L'échange de regard aurait encore pu durer longtemps si les battants de la salle n'avaient pas grincé. Sentant ses forces faiblir, Edden fit volte-face, trop vite et le dos trop courbé pour qu'il ne s'agisse pas d'un aveu.

Elle étouffa un soupir lorsque sa colonne vertébrale et ses muscles se relâchèrent. Déjà, le serviteur ruisselant de pluie délivrait son message, si esclave de l'étreinte de fer que son genou frôlait le sol. Edden serra la mâchoire, impassible. Après quelques passages dans la salle du trône, l'homme supporterait l'emprise.

« Il est ici, sire, délivra t-il d'une voix mal assurée, devenue tremblante par le poids qui reposait sur ses épaules.
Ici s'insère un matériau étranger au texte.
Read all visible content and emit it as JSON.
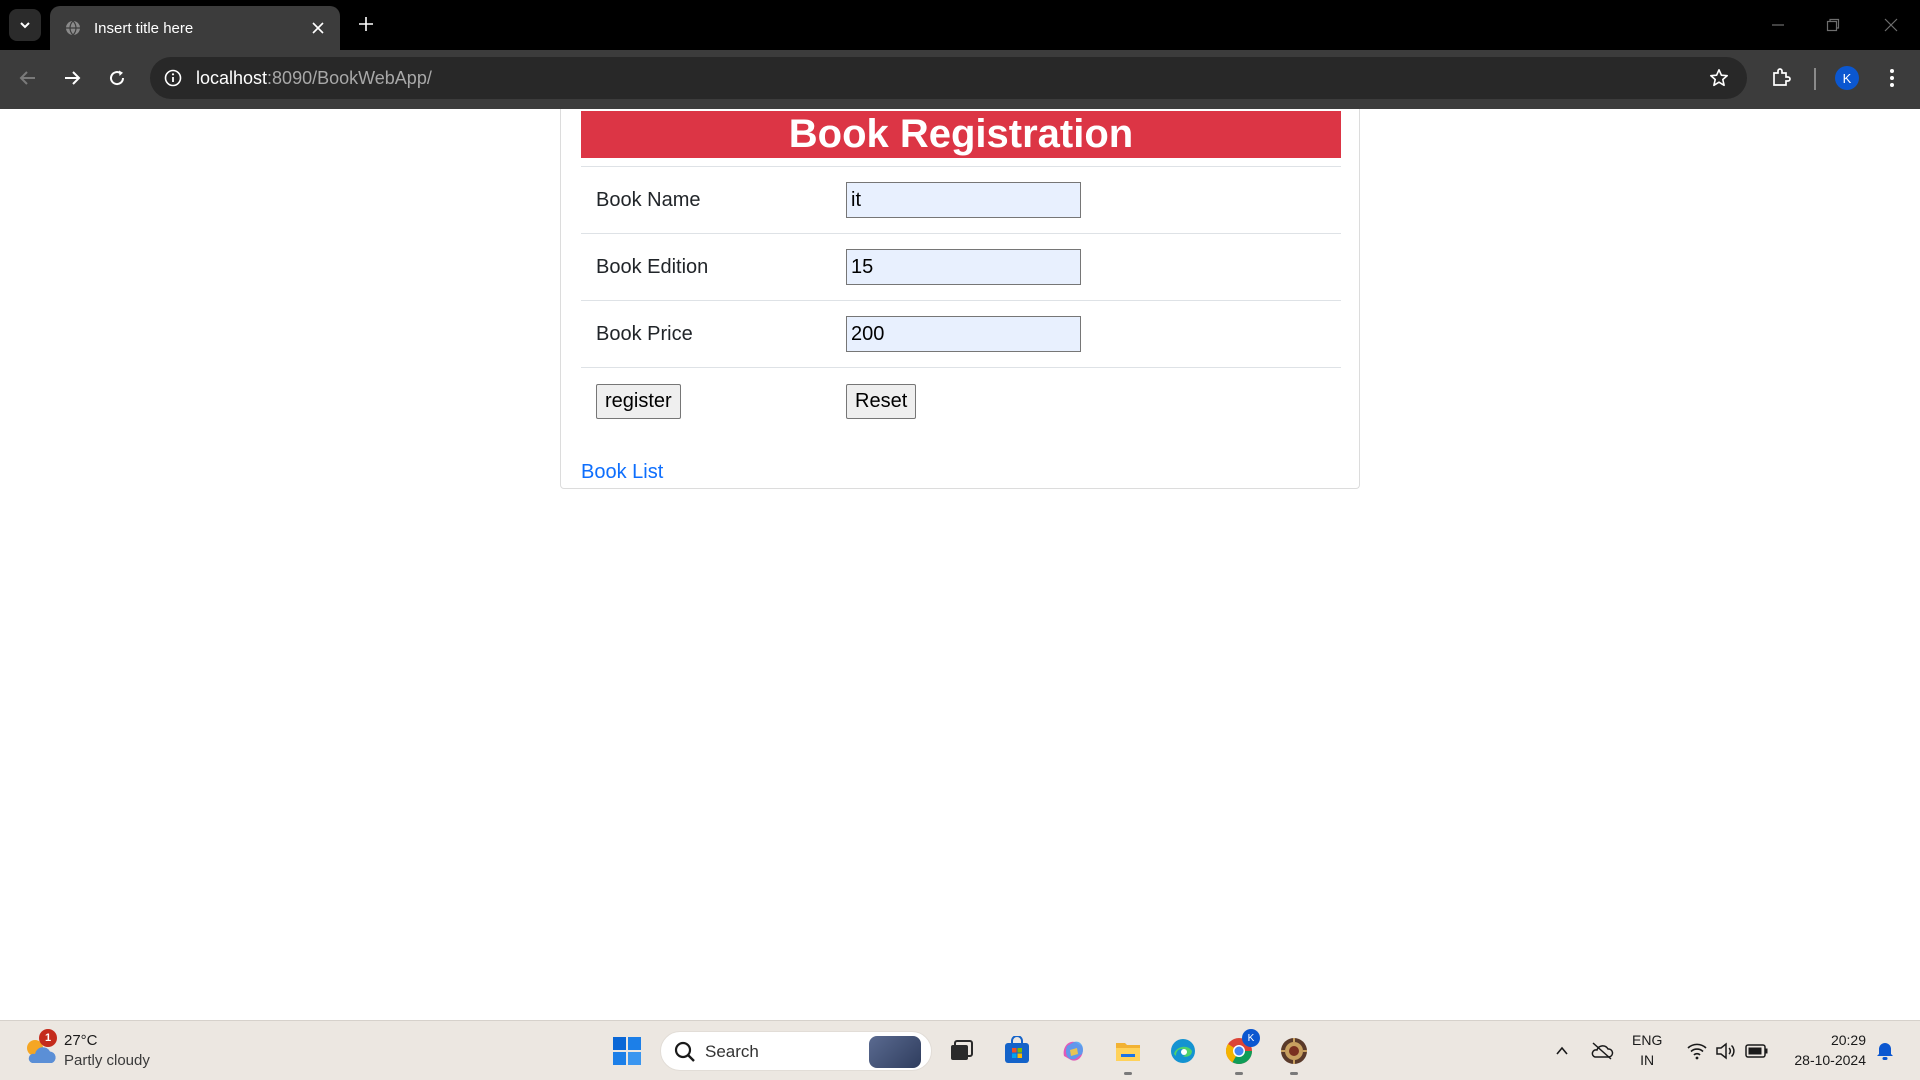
{
  "browser": {
    "tab_title": "Insert title here",
    "url_host": "localhost",
    "url_rest": ":8090/BookWebApp/",
    "profile_initial": "K"
  },
  "form": {
    "heading": "Book Registration",
    "book_name": {
      "label": "Book Name",
      "value": "it"
    },
    "book_edition": {
      "label": "Book Edition",
      "value": "15"
    },
    "book_price": {
      "label": "Book Price",
      "value": "200"
    },
    "register_label": "register",
    "reset_label": "Reset",
    "book_list_link": "Book List"
  },
  "taskbar": {
    "weather_badge": "1",
    "weather_temp": "27°C",
    "weather_desc": "Partly cloudy",
    "search_label": "Search",
    "chrome_badge": "K",
    "lang_line1": "ENG",
    "lang_line2": "IN",
    "time": "20:29",
    "date": "28-10-2024"
  },
  "colors": {
    "heading_bg": "#dc3545",
    "link": "#0d6efd",
    "input_bg": "#e8f0fe"
  }
}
Le traître est ici. »

C'était le moment. Edden ne laissa pas le temps au souverain de répondre. Elle ramena machinalement sa tresse sur son épaule gauche avant de s'adresser à son roi.

« J'y vais, Père. »

Elle prit une grande inspiration, réajusta la cape émeraude qui pendait dans son dos et, d'un pas rendu irrégulier par l'anxiété, elle se dirigea vers les lourdes portes. Elle s'arrêta un instant à l'entrée de la salle du trône, observant la pluie ruisseler sur les pavés, avant de sortir d'un pas décidé sous l'averse.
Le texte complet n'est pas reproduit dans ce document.